Can you remember an experience when you personally, or your family, or your community, suffered behind the “closed doors” of sickness, grief, failure, or fear, and some “Jesus person” came behind those doors and breathe new life into you- “Receive the Holy Spirit” – and inspired you with a new energy and enthusiasm for life, and filled you with a new belief in yourself and in your future?
- Remember how that person bent over backwards –came behind “closed doors”- in order to reach you at that time.
- Remember how that person greeted you from the heart with great sincerity and with understanding and without judgement “Peace be with you” – and it touched you very deeply.
- Remember how that person was not afraid to be open and vulnerable with you about their own “wounds” in the “hands and side” – and in doing so gave you courage and strength and hope.

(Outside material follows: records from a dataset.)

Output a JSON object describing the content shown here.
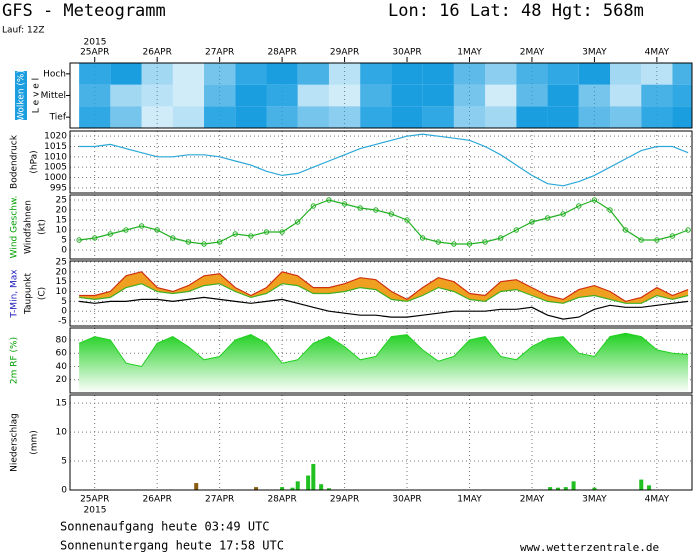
{
  "header": {
    "title": "GFS - Meteogramm",
    "location": "Lon: 16 Lat: 48 Hgt: 568m",
    "run": "Lauf: 12Z"
  },
  "time": {
    "year": "2015",
    "xlim": [
      -9.5,
      229.5
    ],
    "xticks": [
      {
        "value": 0,
        "label": "25APR"
      },
      {
        "value": 24,
        "label": "26APR"
      },
      {
        "value": 48,
        "label": "27APR"
      },
      {
        "value": 72,
        "label": "28APR"
      },
      {
        "value": 96,
        "label": "29APR"
      },
      {
        "value": 120,
        "label": "30APR"
      },
      {
        "value": 144,
        "label": "1MAY"
      },
      {
        "value": 168,
        "label": "2MAY"
      },
      {
        "value": 192,
        "label": "3MAY"
      },
      {
        "value": 216,
        "label": "4MAY"
      }
    ],
    "x": [
      -6,
      0,
      6,
      12,
      18,
      24,
      30,
      36,
      42,
      48,
      54,
      60,
      66,
      72,
      78,
      84,
      90,
      96,
      102,
      108,
      114,
      120,
      126,
      132,
      138,
      144,
      150,
      156,
      162,
      168,
      174,
      180,
      186,
      192,
      198,
      204,
      210,
      216,
      222,
      228
    ]
  },
  "chart_data": [
    {
      "type": "heatmap",
      "ylabel": [
        "Wolken (%)",
        "L e v e l"
      ],
      "color": "#1a9ee0",
      "x": [
        -6,
        6,
        18,
        30,
        42,
        54,
        66,
        78,
        90,
        102,
        114,
        126,
        138,
        150,
        162,
        174,
        186,
        198,
        210,
        222
      ],
      "series": [
        {
          "name": "Hoch",
          "values": [
            90,
            100,
            40,
            20,
            60,
            90,
            100,
            80,
            30,
            90,
            100,
            100,
            70,
            50,
            80,
            90,
            100,
            40,
            30,
            80
          ]
        },
        {
          "name": "Mittel",
          "values": [
            80,
            40,
            30,
            20,
            70,
            100,
            90,
            30,
            20,
            80,
            100,
            100,
            60,
            20,
            70,
            100,
            60,
            30,
            80,
            90
          ]
        },
        {
          "name": "Tief",
          "values": [
            90,
            60,
            20,
            30,
            90,
            100,
            80,
            60,
            50,
            90,
            100,
            90,
            50,
            40,
            100,
            100,
            70,
            60,
            90,
            100
          ]
        }
      ]
    },
    {
      "type": "line",
      "ylabel": [
        "Bodendruck",
        "(hPa)"
      ],
      "ylim": [
        992.5,
        1022.5
      ],
      "yticks": [
        995,
        1000,
        1005,
        1010,
        1015,
        1020
      ],
      "grid": true,
      "series": [
        {
          "color": "#2aa8d8",
          "values": [
            1015,
            1015,
            1016,
            1014,
            1012,
            1010,
            1010,
            1011,
            1011,
            1010,
            1008,
            1006,
            1003,
            1001,
            1002,
            1005,
            1008,
            1011,
            1014,
            1016,
            1018,
            1020,
            1021,
            1020,
            1019,
            1018,
            1015,
            1011,
            1006,
            1001,
            997,
            996,
            998,
            1001,
            1005,
            1009,
            1013,
            1015,
            1015,
            1012
          ]
        }
      ]
    },
    {
      "type": "line",
      "ylabel": [
        "Wind Geschw.",
        "Windfahnen",
        "(kt)"
      ],
      "ylabel_color": "#00a000",
      "ylim": [
        -4.5,
        27.5
      ],
      "yticks": [
        0,
        5,
        10,
        15,
        20,
        25
      ],
      "grid": true,
      "markers": true,
      "series": [
        {
          "color": "#22b022",
          "values": [
            5,
            6,
            8,
            10,
            12,
            10,
            6,
            4,
            3,
            4,
            8,
            7,
            9,
            9,
            14,
            22,
            25,
            23,
            21,
            20,
            18,
            15,
            6,
            4,
            3,
            3,
            4,
            6,
            10,
            14,
            16,
            18,
            22,
            25,
            20,
            10,
            5,
            5,
            7,
            10
          ]
        }
      ]
    },
    {
      "type": "range",
      "ylabel": [
        "T-Min, Max",
        "Taupunkt",
        "(C)"
      ],
      "ylabel_color": "#2020c0",
      "ylim": [
        -7.5,
        25.5
      ],
      "yticks": [
        -5,
        0,
        5,
        10,
        15,
        20,
        25
      ],
      "grid": true,
      "fill": "#f0a020",
      "series": [
        {
          "color": "#d03010",
          "values": [
            8,
            8,
            10,
            18,
            20,
            12,
            10,
            13,
            18,
            19,
            12,
            8,
            12,
            20,
            18,
            12,
            12,
            14,
            17,
            16,
            10,
            6,
            12,
            17,
            15,
            9,
            8,
            15,
            16,
            12,
            8,
            6,
            11,
            13,
            10,
            5,
            7,
            12,
            8,
            11
          ]
        },
        {
          "color": "#40b020",
          "values": [
            7,
            6,
            7,
            12,
            14,
            10,
            9,
            10,
            13,
            14,
            10,
            7,
            9,
            14,
            13,
            9,
            9,
            10,
            12,
            11,
            6,
            5,
            8,
            12,
            10,
            6,
            5,
            10,
            11,
            8,
            5,
            4,
            7,
            8,
            6,
            4,
            4,
            8,
            6,
            8
          ]
        },
        {
          "color": "#000000",
          "values": [
            5,
            4,
            5,
            5,
            6,
            6,
            5,
            6,
            7,
            6,
            5,
            4,
            5,
            6,
            4,
            2,
            0,
            -1,
            -2,
            -2,
            -3,
            -3,
            -2,
            -1,
            0,
            0,
            0,
            1,
            1,
            2,
            -2,
            -4,
            -3,
            1,
            3,
            2,
            2,
            3,
            4,
            5
          ]
        }
      ]
    },
    {
      "type": "area",
      "ylabel": [
        "2m RF (%)"
      ],
      "ylabel_color": "#00a000",
      "ylim": [
        0,
        98
      ],
      "yticks": [
        20,
        40,
        60,
        80
      ],
      "grid": true,
      "series": [
        {
          "color": "#20d020",
          "values": [
            75,
            85,
            80,
            45,
            40,
            75,
            85,
            70,
            50,
            55,
            80,
            88,
            75,
            45,
            50,
            75,
            85,
            70,
            50,
            55,
            85,
            88,
            65,
            48,
            55,
            80,
            85,
            55,
            50,
            70,
            82,
            85,
            60,
            55,
            85,
            90,
            85,
            65,
            60,
            58
          ]
        }
      ]
    },
    {
      "type": "bar",
      "ylabel": [
        "Niederschlag",
        "(mm)"
      ],
      "ylim": [
        0,
        16.4
      ],
      "yticks": [
        0,
        5,
        10,
        15
      ],
      "grid": true,
      "x": [
        39,
        62,
        72,
        76,
        78,
        82,
        84,
        87,
        90,
        175,
        178,
        181,
        184,
        192,
        210,
        213
      ],
      "values": [
        1.2,
        0.5,
        0.5,
        0.4,
        1.5,
        2.5,
        4.5,
        1.0,
        0.3,
        0.5,
        0.4,
        0.5,
        1.5,
        0.4,
        1.8,
        0.8
      ],
      "colors": [
        "#8a5a10",
        "#8a5a10",
        "#20c020",
        "#20c020",
        "#20c020",
        "#20c020",
        "#20c020",
        "#20c020",
        "#20c020",
        "#20c020",
        "#20c020",
        "#20c020",
        "#20c020",
        "#20c020",
        "#20c020",
        "#20c020"
      ]
    }
  ],
  "footer": {
    "sunrise": "Sonnenaufgang heute 03:49 UTC",
    "sunset": "Sonnenuntergang heute 17:58 UTC",
    "site": "www.wetterzentrale.de"
  }
}
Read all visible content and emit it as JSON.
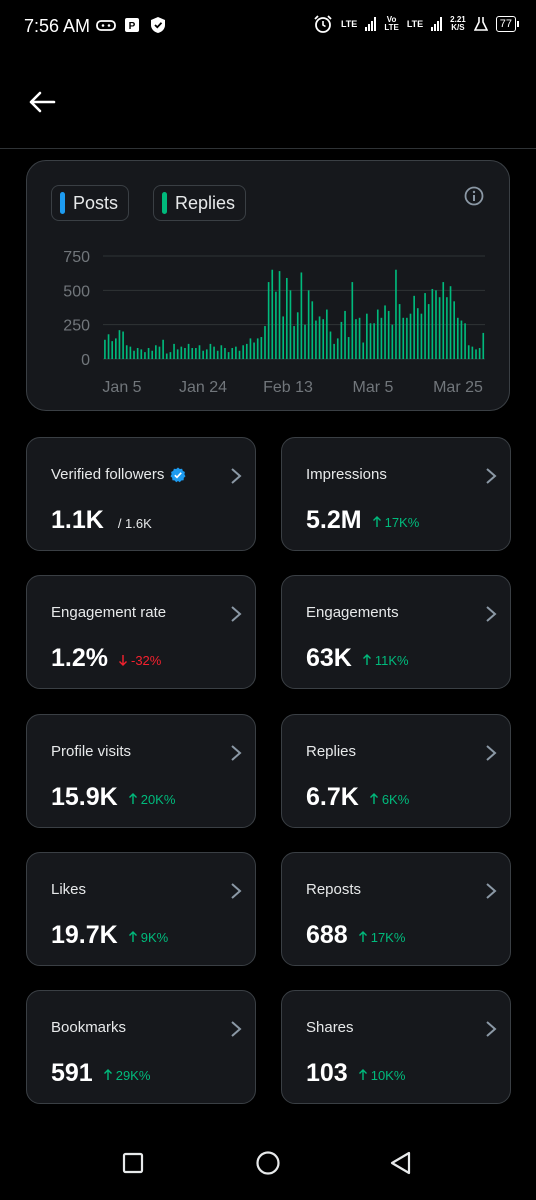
{
  "status_bar": {
    "time": "7:56 AM",
    "net1": "LTE",
    "net2_top": "Vo",
    "net2_bottom": "LTE",
    "net3": "LTE",
    "speed_top": "2.21",
    "speed_bottom": "K/S",
    "battery": "77"
  },
  "header": {
    "back_icon": "arrow-left-icon"
  },
  "chart": {
    "legend": [
      {
        "label": "Posts",
        "color": "#1d9bf0"
      },
      {
        "label": "Replies",
        "color": "#00ba7c"
      }
    ],
    "info_icon": "info-icon"
  },
  "chart_data": {
    "type": "bar",
    "x_tick_labels": [
      "Jan 5",
      "Jan 24",
      "Feb 13",
      "Mar 5",
      "Mar 25"
    ],
    "y_tick_labels": [
      "0",
      "250",
      "500",
      "750"
    ],
    "ylim": [
      0,
      750
    ],
    "grid": true,
    "legend_position": "top-left",
    "series": [
      {
        "name": "Replies",
        "color": "#00ba7c",
        "values": [
          140,
          180,
          130,
          150,
          210,
          200,
          100,
          90,
          60,
          80,
          70,
          50,
          80,
          60,
          100,
          90,
          140,
          40,
          50,
          110,
          70,
          90,
          80,
          110,
          80,
          80,
          100,
          60,
          70,
          110,
          90,
          60,
          100,
          80,
          50,
          80,
          90,
          60,
          100,
          110,
          150,
          120,
          150,
          160,
          240,
          560,
          650,
          490,
          640,
          310,
          590,
          500,
          240,
          340,
          630,
          250,
          500,
          420,
          280,
          310,
          290,
          360,
          200,
          110,
          150,
          270,
          350,
          160,
          560,
          290,
          300,
          120,
          330,
          260,
          260,
          360,
          300,
          390,
          350,
          250,
          650,
          400,
          300,
          300,
          330,
          460,
          370,
          330,
          480,
          400,
          510,
          500,
          450,
          560,
          450,
          530,
          420,
          300,
          280,
          260,
          100,
          90,
          70,
          80,
          190
        ],
        "series_note": "daily replies, read off chart"
      }
    ]
  },
  "cards": [
    {
      "title": "Verified followers",
      "value": "1.1K",
      "sub": "/ 1.6K",
      "verified_badge": true
    },
    {
      "title": "Impressions",
      "value": "5.2M",
      "delta": "17K%",
      "direction": "up"
    },
    {
      "title": "Engagement rate",
      "value": "1.2%",
      "delta": "-32%",
      "direction": "down"
    },
    {
      "title": "Engagements",
      "value": "63K",
      "delta": "11K%",
      "direction": "up"
    },
    {
      "title": "Profile visits",
      "value": "15.9K",
      "delta": "20K%",
      "direction": "up"
    },
    {
      "title": "Replies",
      "value": "6.7K",
      "delta": "6K%",
      "direction": "up"
    },
    {
      "title": "Likes",
      "value": "19.7K",
      "delta": "9K%",
      "direction": "up"
    },
    {
      "title": "Reposts",
      "value": "688",
      "delta": "17K%",
      "direction": "up"
    },
    {
      "title": "Bookmarks",
      "value": "591",
      "delta": "29K%",
      "direction": "up"
    },
    {
      "title": "Shares",
      "value": "103",
      "delta": "10K%",
      "direction": "up"
    }
  ],
  "nav": {
    "recents_icon": "square-icon",
    "home_icon": "circle-icon",
    "back_icon": "triangle-back-icon"
  }
}
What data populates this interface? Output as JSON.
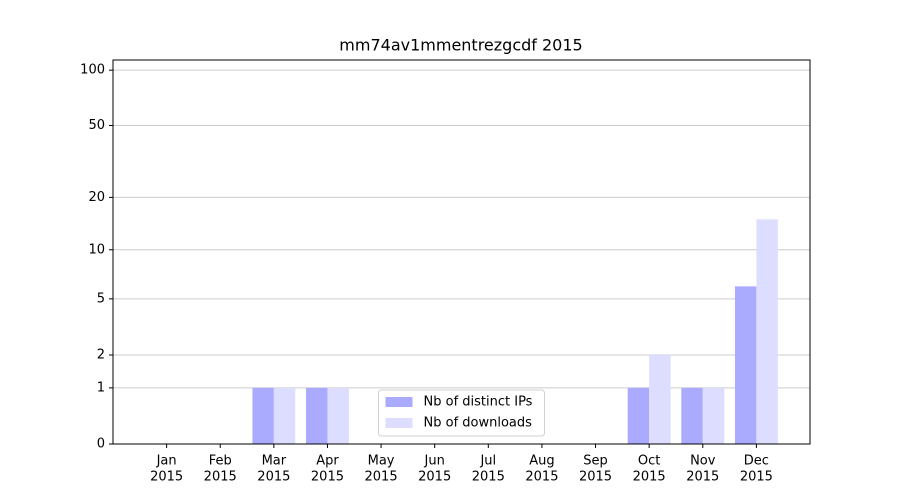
{
  "chart_data": {
    "type": "bar",
    "title": "mm74av1mmentrezgcdf 2015",
    "y_scale": "log1p",
    "categories": [
      [
        "Jan",
        "2015"
      ],
      [
        "Feb",
        "2015"
      ],
      [
        "Mar",
        "2015"
      ],
      [
        "Apr",
        "2015"
      ],
      [
        "May",
        "2015"
      ],
      [
        "Jun",
        "2015"
      ],
      [
        "Jul",
        "2015"
      ],
      [
        "Aug",
        "2015"
      ],
      [
        "Sep",
        "2015"
      ],
      [
        "Oct",
        "2015"
      ],
      [
        "Nov",
        "2015"
      ],
      [
        "Dec",
        "2015"
      ]
    ],
    "series": [
      {
        "name": "Nb of distinct IPs",
        "color": "#aaaaff",
        "values": [
          0,
          0,
          1,
          1,
          0,
          0,
          0,
          0,
          0,
          1,
          1,
          6
        ]
      },
      {
        "name": "Nb of downloads",
        "color": "#ddddff",
        "values": [
          0,
          0,
          1,
          1,
          0,
          0,
          0,
          0,
          0,
          2,
          1,
          15
        ]
      }
    ],
    "ylim": [
      0,
      113.5
    ],
    "yticks": [
      0,
      1,
      2,
      5,
      10,
      20,
      50,
      100
    ],
    "grid": true,
    "legend": "lower center"
  }
}
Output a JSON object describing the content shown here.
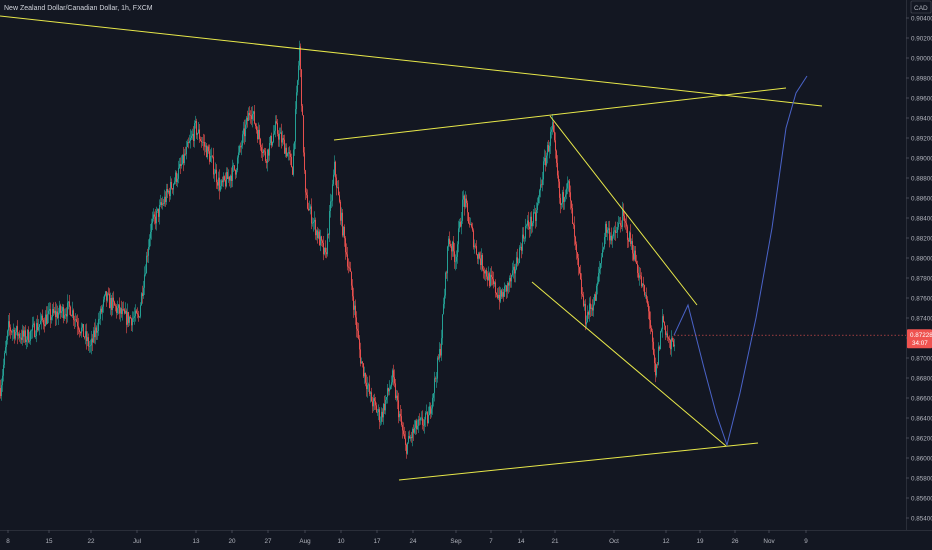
{
  "header": {
    "title": "New Zealand Dollar/Canadian Dollar, 1h, FXCM"
  },
  "price_scale": {
    "currency": "CAD",
    "current_price": "0.87228",
    "countdown": "34:07"
  },
  "colors": {
    "background": "#131722",
    "up_candle": "#26a69a",
    "down_candle": "#ef5350",
    "trendline": "#e8e84a",
    "projection": "#4a63c8",
    "axis_text": "#b2b5be",
    "price_badge": "#ef5350"
  },
  "chart_data": {
    "type": "candlestick",
    "symbol": "NZDCAD",
    "timeframe": "1h",
    "y_ticks": [
      0.854,
      0.856,
      0.858,
      0.86,
      0.862,
      0.864,
      0.866,
      0.868,
      0.87,
      0.872,
      0.874,
      0.876,
      0.878,
      0.88,
      0.882,
      0.884,
      0.886,
      0.888,
      0.89,
      0.892,
      0.894,
      0.896,
      0.898,
      0.9,
      0.902,
      0.904
    ],
    "y_tick_labels": [
      "0.85400",
      "0.85600",
      "0.85800",
      "0.86000",
      "0.86200",
      "0.86400",
      "0.86600",
      "0.86800",
      "0.87000",
      "0.87200",
      "0.87400",
      "0.87600",
      "0.87800",
      "0.88000",
      "0.88200",
      "0.88400",
      "0.88600",
      "0.88800",
      "0.89000",
      "0.89200",
      "0.89400",
      "0.89600",
      "0.89800",
      "0.90000",
      "0.90200",
      "0.90400"
    ],
    "x_ticks": [
      {
        "i": 8,
        "label": "8"
      },
      {
        "i": 49,
        "label": "15"
      },
      {
        "i": 91,
        "label": "22"
      },
      {
        "i": 137,
        "label": "Jul"
      },
      {
        "i": 196,
        "label": "13"
      },
      {
        "i": 232,
        "label": "20"
      },
      {
        "i": 268,
        "label": "27"
      },
      {
        "i": 305,
        "label": "Aug"
      },
      {
        "i": 341,
        "label": "10"
      },
      {
        "i": 377,
        "label": "17"
      },
      {
        "i": 413,
        "label": "24"
      },
      {
        "i": 456,
        "label": "Sep"
      },
      {
        "i": 491,
        "label": "7"
      },
      {
        "i": 521,
        "label": "14"
      },
      {
        "i": 555,
        "label": "21"
      },
      {
        "i": 614,
        "label": "Oct"
      },
      {
        "i": 666,
        "label": "12"
      },
      {
        "i": 700,
        "label": "19"
      },
      {
        "i": 735,
        "label": "26"
      },
      {
        "i": 769,
        "label": "Nov"
      },
      {
        "i": 806,
        "label": "9"
      }
    ],
    "price_path": [
      [
        0,
        0.867
      ],
      [
        8,
        0.873
      ],
      [
        25,
        0.872
      ],
      [
        45,
        0.874
      ],
      [
        70,
        0.875
      ],
      [
        90,
        0.871
      ],
      [
        105,
        0.876
      ],
      [
        125,
        0.874
      ],
      [
        138,
        0.874
      ],
      [
        150,
        0.883
      ],
      [
        165,
        0.886
      ],
      [
        180,
        0.889
      ],
      [
        195,
        0.893
      ],
      [
        210,
        0.89
      ],
      [
        220,
        0.887
      ],
      [
        235,
        0.889
      ],
      [
        250,
        0.895
      ],
      [
        265,
        0.89
      ],
      [
        275,
        0.893
      ],
      [
        285,
        0.891
      ],
      [
        292,
        0.889
      ],
      [
        299,
        0.901
      ],
      [
        305,
        0.886
      ],
      [
        315,
        0.883
      ],
      [
        325,
        0.88
      ],
      [
        334,
        0.889
      ],
      [
        342,
        0.883
      ],
      [
        350,
        0.878
      ],
      [
        360,
        0.87
      ],
      [
        370,
        0.866
      ],
      [
        380,
        0.864
      ],
      [
        392,
        0.868
      ],
      [
        405,
        0.861
      ],
      [
        415,
        0.863
      ],
      [
        428,
        0.864
      ],
      [
        440,
        0.871
      ],
      [
        448,
        0.882
      ],
      [
        455,
        0.88
      ],
      [
        463,
        0.886
      ],
      [
        475,
        0.881
      ],
      [
        488,
        0.878
      ],
      [
        500,
        0.876
      ],
      [
        512,
        0.878
      ],
      [
        525,
        0.883
      ],
      [
        535,
        0.884
      ],
      [
        543,
        0.889
      ],
      [
        552,
        0.893
      ],
      [
        560,
        0.885
      ],
      [
        567,
        0.888
      ],
      [
        576,
        0.88
      ],
      [
        585,
        0.874
      ],
      [
        595,
        0.876
      ],
      [
        605,
        0.883
      ],
      [
        613,
        0.882
      ],
      [
        622,
        0.884
      ],
      [
        632,
        0.881
      ],
      [
        642,
        0.877
      ],
      [
        648,
        0.875
      ],
      [
        655,
        0.868
      ],
      [
        662,
        0.874
      ],
      [
        670,
        0.871
      ],
      [
        674,
        0.872
      ]
    ],
    "trendlines": [
      {
        "from": [
          0,
          0.9042
        ],
        "to": [
          822,
          0.8952
        ]
      },
      {
        "from": [
          334,
          0.8918
        ],
        "to": [
          786,
          0.897
        ]
      },
      {
        "from": [
          399,
          0.8578
        ],
        "to": [
          758,
          0.8615
        ]
      },
      {
        "from": [
          550,
          0.8942
        ],
        "to": [
          697,
          0.8753
        ]
      },
      {
        "from": [
          532,
          0.8776
        ],
        "to": [
          726,
          0.8612
        ]
      }
    ],
    "projection_path": [
      [
        674,
        0.87228
      ],
      [
        688,
        0.8753
      ],
      [
        704,
        0.869
      ],
      [
        716,
        0.8645
      ],
      [
        727,
        0.8613
      ],
      [
        740,
        0.8665
      ],
      [
        756,
        0.874
      ],
      [
        772,
        0.883
      ],
      [
        786,
        0.893
      ],
      [
        796,
        0.8965
      ],
      [
        807,
        0.8982
      ]
    ],
    "last_price": 0.87228,
    "ylim": [
      0.8528,
      0.9058
    ],
    "xlim": [
      0,
      906
    ]
  }
}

- Remember how that Jesus person gave of himself/herself to you with great gentleness, trust and love – just like “breath” – and gradually awakened new life in you.
OR remember when you have been the one to come “behind the closed doors” and minister to others in their pain.
Can you remember an occasion when, to your surprise, you were given a new task or mission in life, and you felt honoured and privileged to have been chosen and trusted; so much so that it ignited a new spring in your step and fire in your belly?
OR Can you remember entrusting a new task to someone, whom you were now satisfied had learned an important lesson from experience, and was now in a better position to carry it out?
Can you remember a beautiful experience of forgiveness, from somebody you had wronged, and you just knew it was the forgiveness of God working through the other?
OR You were the one to show that forgiveness and you knew in your heart that it could only be God’s doing because you felt incapable of it on your own?
Can you remember an occasion where you were unwilling to show forgiveness to someone who had wronged you; or an occasion where someone had refused to forgive you; and consequently, in both instances, the “sin” still had power over you?